A confiança do consumidor recuou 0,5 ponto em agosto ante julho, apontou a Fundação Getulio Vargas (FGV). O Índice de Confiança do Consumidor (ICC) desceu a 86,2 pontos, na série com ajuste sazonal. Em médias móveis trimestrais, o índice diminuiu 0,1 ponto.

“A confiança do consumidor tem oscilado dentro de uma estreita faixa nos últimos três meses, sem sinalizar uma tendência clara de melhora ou piora da confiança, mas uma manutenção do indicador em níveis desfavoráveis. No mês, a queda modesta é a combinação, por um lado, da piora das expectativas para os próximos meses e, por outro, da melhora das avaliações sobre a situação atual”, afirmou Anna Carolina Gouveia, economista do Instituto Brasileiro de Economia da FGV (Ibre/FGV), em nota oficial.

Em agosto, o Índice de Expectativas (IE) teve queda de 1,3 ponto, para 88,1 pontos. Já o Índice de Situação Atual (ISA) subiu 1,1 ponto, para 84,5 pontos.

“Entre as faixas de renda, o resultado também é heterogêneo, com queda na confiança dos consumidores de menor e maior poder aquisitivo e alta nas demais. Destaca-se no mês, a terceira e segunda queda seguida dos indicadores de situação econômica e financeira futura dos consumidores, respectivamente. Esses resultados sugerem um quadro de cautela e preocupação com o futuro, tendo em vista, principalmente, os altos níveis de endividamento e inadimplência das famílias”, completou Gouveia.

Quanto ao momento atual, a percepção sobre as finanças pessoais das famílias subiu 2,6 pontos, para 75,4 pontos, e a percepção sobre a economia local encolheu 0,3 ponto, para 94,0 pontos.

Entre as expectativas, o item que mede as finanças futuras das famílias caiu 2,6 pontos, para 79,8 pontos, menor nível desde setembro de 2021. O item que mede as compras previstas de bens duráveis subiu 1,3 ponto, para 88,2 pontos, e o que avalia as perspectivas para a situação futura da economia local teve redução de 2,8 pontos, para 97,7 pontos.

Houve piora na confiança em duas das quatro faixas de renda familiar em agosto.
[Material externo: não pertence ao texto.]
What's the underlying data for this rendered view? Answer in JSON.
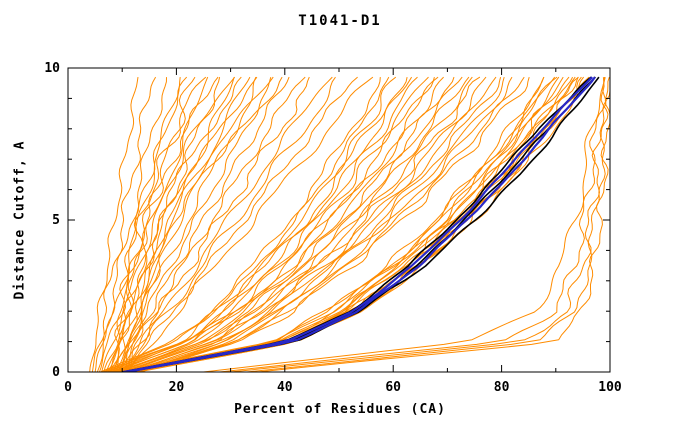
{
  "title": "T1041-D1",
  "colors": {
    "background": "#ffffff",
    "frame": "#000000",
    "tick_label": "#000000",
    "orange_models": "#ff8c00",
    "black_highlight": "#000000",
    "blue_highlight": "#2828c8"
  },
  "chart_data": {
    "type": "line",
    "title": "T1041-D1",
    "xlabel": "Percent of Residues (CA)",
    "ylabel": "Distance Cutoff, A",
    "xlim": [
      0,
      100
    ],
    "ylim": [
      0,
      10
    ],
    "x_ticks": [
      0,
      20,
      40,
      60,
      80,
      100
    ],
    "x_minor_ticks": [
      10,
      30,
      50,
      70,
      90
    ],
    "y_ticks": [
      0,
      5,
      10
    ],
    "y_minor_ticks": [
      1,
      2,
      3,
      4,
      6,
      7,
      8,
      9
    ],
    "grid": false,
    "legend": "none",
    "seed": 42,
    "y_levels": [
      0,
      1,
      2,
      3.5,
      5,
      6.5,
      8,
      9.7
    ],
    "series_groups": [
      {
        "name": "predicted-models",
        "color": "#ff8c00",
        "width": 1,
        "jitter": 0.9,
        "curves": [
          [
            4,
            4.9,
            5.9,
            7.2,
            8.6,
            10,
            11.4,
            13
          ],
          [
            4.5,
            5.6,
            6.8,
            8.5,
            10.2,
            11.9,
            13.6,
            15.5
          ],
          [
            5,
            6.3,
            7.7,
            9.7,
            11.7,
            13.7,
            15.7,
            18
          ],
          [
            5.4,
            7,
            8.5,
            10.9,
            13.2,
            15.5,
            17.9,
            20.5
          ],
          [
            5.8,
            7.6,
            9.3,
            12,
            14.7,
            17.3,
            20,
            23
          ],
          [
            6.2,
            8.2,
            10.2,
            13.2,
            16.1,
            19.1,
            22.1,
            25.5
          ],
          [
            6.6,
            8.8,
            11,
            14.3,
            17.6,
            20.9,
            24.3,
            28
          ],
          [
            7,
            9.4,
            11.8,
            15.5,
            19.1,
            22.7,
            26.4,
            30.5
          ],
          [
            7.4,
            10,
            12.7,
            16.6,
            20.6,
            24.6,
            28.5,
            33
          ],
          [
            7.8,
            10.7,
            13.5,
            17.8,
            22.1,
            26.4,
            30.7,
            35.5
          ],
          [
            8.2,
            11.3,
            14.3,
            19,
            23.5,
            28.2,
            32.8,
            38
          ],
          [
            8.6,
            11.9,
            15.2,
            20.1,
            25,
            29.9,
            35,
            40.5
          ],
          [
            9,
            12.5,
            16,
            21.3,
            26.5,
            31.8,
            37.1,
            43
          ],
          [
            9.4,
            13.1,
            16.8,
            22.4,
            28,
            33.6,
            39.2,
            45.5
          ],
          [
            9.8,
            13.7,
            17.7,
            23.6,
            29.5,
            35.4,
            41.3,
            48
          ],
          [
            10.2,
            14.4,
            18.5,
            24.8,
            31,
            37.2,
            43.5,
            50.5
          ],
          [
            10.6,
            15,
            19.3,
            25.9,
            32.4,
            39,
            45.6,
            53
          ],
          [
            11,
            15.6,
            20.3,
            27.2,
            34.2,
            41.2,
            48.1,
            56
          ],
          [
            6,
            19.3,
            26.2,
            34.2,
            40.9,
            46.9,
            52.3,
            58
          ],
          [
            6.4,
            19.9,
            26.9,
            35.1,
            42,
            48,
            53.5,
            59.3
          ],
          [
            6.7,
            20.5,
            27.6,
            36,
            42.9,
            49.1,
            54.7,
            60.6
          ],
          [
            7.1,
            21.1,
            28.3,
            36.8,
            43.9,
            50.2,
            55.9,
            61.9
          ],
          [
            7.4,
            21.7,
            29.1,
            37.7,
            44.9,
            51.3,
            57.1,
            63.2
          ],
          [
            7.8,
            22.3,
            29.8,
            38.6,
            45.9,
            52.4,
            58.3,
            64.5
          ],
          [
            8.1,
            22.9,
            30.5,
            39.4,
            46.9,
            53.5,
            59.5,
            65.8
          ],
          [
            8.5,
            23.5,
            31.2,
            40.3,
            47.8,
            54.6,
            60.7,
            67.1
          ],
          [
            8.8,
            24.1,
            31.9,
            41.2,
            48.8,
            55.7,
            61.9,
            68.4
          ],
          [
            9.2,
            24.7,
            32.6,
            42,
            49.8,
            56.8,
            63.1,
            69.7
          ],
          [
            9.5,
            25.2,
            33.4,
            42.9,
            50.8,
            57.9,
            64.3,
            71
          ],
          [
            9.9,
            25.8,
            34.1,
            43.8,
            51.8,
            59,
            65.5,
            72.3
          ],
          [
            10.2,
            26.4,
            34.8,
            44.6,
            52.8,
            60.1,
            66.7,
            73.6
          ],
          [
            10.6,
            27,
            35.5,
            45.5,
            53.8,
            61.2,
            67.9,
            74.9
          ],
          [
            10.9,
            27.6,
            36.2,
            46.4,
            54.8,
            62.3,
            69.1,
            76.2
          ],
          [
            11.3,
            28.2,
            37,
            47.2,
            55.8,
            63.4,
            70.3,
            77.5
          ],
          [
            11.6,
            28.8,
            37.7,
            48.1,
            56.7,
            64.5,
            71.5,
            78.8
          ],
          [
            12,
            29.4,
            38.4,
            49,
            57.7,
            65.6,
            72.7,
            80.1
          ],
          [
            12.3,
            30,
            39.1,
            49.8,
            58.7,
            66.7,
            73.9,
            81.4
          ],
          [
            12.7,
            30.6,
            39.8,
            50.7,
            59.7,
            67.8,
            75.1,
            82.7
          ],
          [
            13,
            31.2,
            40.5,
            51.6,
            60.7,
            68.9,
            76.3,
            84
          ],
          [
            13.4,
            31.8,
            41.3,
            52.4,
            61.7,
            70,
            77.5,
            85.3
          ],
          [
            8,
            9,
            10,
            11,
            12.5,
            15,
            18,
            22
          ],
          [
            8.5,
            9.5,
            10.6,
            11.8,
            13.5,
            16.4,
            20,
            24.6
          ],
          [
            9,
            10,
            11.2,
            12.6,
            14.5,
            17.8,
            22,
            27.2
          ],
          [
            9.5,
            10.5,
            11.8,
            13.4,
            15.5,
            19.2,
            24,
            29.8
          ],
          [
            10,
            11,
            12.4,
            14.2,
            16.5,
            20.6,
            26,
            32.4
          ],
          [
            10.5,
            11.5,
            13,
            15,
            17.5,
            22,
            28,
            35
          ],
          [
            11,
            12,
            13.6,
            15.8,
            18.5,
            23.4,
            30,
            37.6
          ],
          [
            11.5,
            12.5,
            14.2,
            16.6,
            19.5,
            24.8,
            32,
            40.2
          ],
          [
            9,
            37.4,
            47.8,
            58.9,
            67.6,
            75,
            81.4,
            88
          ],
          [
            9.3,
            37.9,
            48.3,
            59.5,
            68.2,
            75.6,
            82.1,
            88.7
          ],
          [
            9.6,
            38.3,
            48.7,
            60,
            68.7,
            76.1,
            82.7,
            89.3
          ],
          [
            9.9,
            38.7,
            49.2,
            60.5,
            69.3,
            76.7,
            83.3,
            90
          ],
          [
            10.2,
            39.1,
            49.7,
            61,
            69.9,
            77.3,
            83.9,
            90.6
          ],
          [
            10.5,
            39.6,
            50.2,
            61.5,
            70.4,
            77.9,
            84.5,
            91.3
          ],
          [
            10.8,
            40,
            50.6,
            62.1,
            71,
            78.5,
            85.2,
            91.9
          ],
          [
            11.1,
            40.4,
            51.1,
            62.6,
            71.5,
            79.1,
            85.8,
            92.6
          ],
          [
            11.4,
            40.8,
            51.6,
            63.1,
            72.1,
            79.7,
            86.4,
            93.2
          ],
          [
            11.7,
            41.3,
            52,
            63.6,
            72.7,
            80.3,
            87,
            93.9
          ],
          [
            12,
            41.7,
            52.5,
            64.1,
            73.2,
            80.9,
            87.7,
            94.5
          ],
          [
            12.3,
            42.1,
            53,
            64.7,
            73.8,
            81.5,
            88.3,
            95.2
          ],
          [
            12.6,
            42.6,
            53.5,
            65.2,
            74.3,
            82.1,
            88.9,
            95.8
          ],
          [
            12.9,
            43,
            53.9,
            65.7,
            74.9,
            82.7,
            89.5,
            96.5
          ],
          [
            28,
            80,
            90,
            93.5,
            95.2,
            96.5,
            97.5,
            99
          ],
          [
            30,
            84,
            92,
            95,
            96.5,
            97.5,
            98.3,
            99.5
          ],
          [
            33,
            87,
            93.5,
            96,
            97.3,
            98.2,
            99,
            100
          ],
          [
            25,
            74,
            86,
            91,
            93.5,
            95.3,
            96.8,
            98.5
          ],
          [
            35,
            90,
            95,
            97,
            98.2,
            98.9,
            99.5,
            100
          ]
        ]
      },
      {
        "name": "highlighted-black",
        "color": "#000000",
        "width": 1.6,
        "jitter": 0.35,
        "curves": [
          [
            10,
            40,
            52,
            63,
            71.5,
            79.5,
            86.5,
            96.8
          ],
          [
            11,
            42,
            54,
            64.5,
            73,
            81,
            88.5,
            97.3
          ],
          [
            10.5,
            41,
            53,
            66,
            75,
            83.5,
            90.5,
            97.8
          ]
        ]
      },
      {
        "name": "highlighted-blue",
        "color": "#2828c8",
        "width": 2.2,
        "jitter": 0.3,
        "curves": [
          [
            10.2,
            40.5,
            52.5,
            63.8,
            72.2,
            80.2,
            87.3,
            96.9
          ],
          [
            10.8,
            41.5,
            53.5,
            64.8,
            73.5,
            81.8,
            88.8,
            97.2
          ]
        ]
      }
    ]
  }
}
O índice passou de 81,7 pontos em julho para 79,6 pontos em agosto entre as famílias com renda até R$ 2.100, queda de 2,1 pontos, enquanto as famílias com rendimentos entre R$ 2.100,01 até R$ 4.800 tiveram elevação de 1,5 ponto na confiança, de 84,1 pontos para 85,6 pontos. O indicador passou de 85,3 pontos para 88,9 pontos entre as famílias com renda entre R$ 4.800,001 e R$ 9.600, alta de 3,6 pontos, e saiu de 92,9 pontos para 91,0 pontos, recuo de 1,9 ponto, no grupo com renda acima de R$ 9.600,01.

A Sondagem do Consumidor coletou entrevistas entre os dias 1º e 21 de agosto.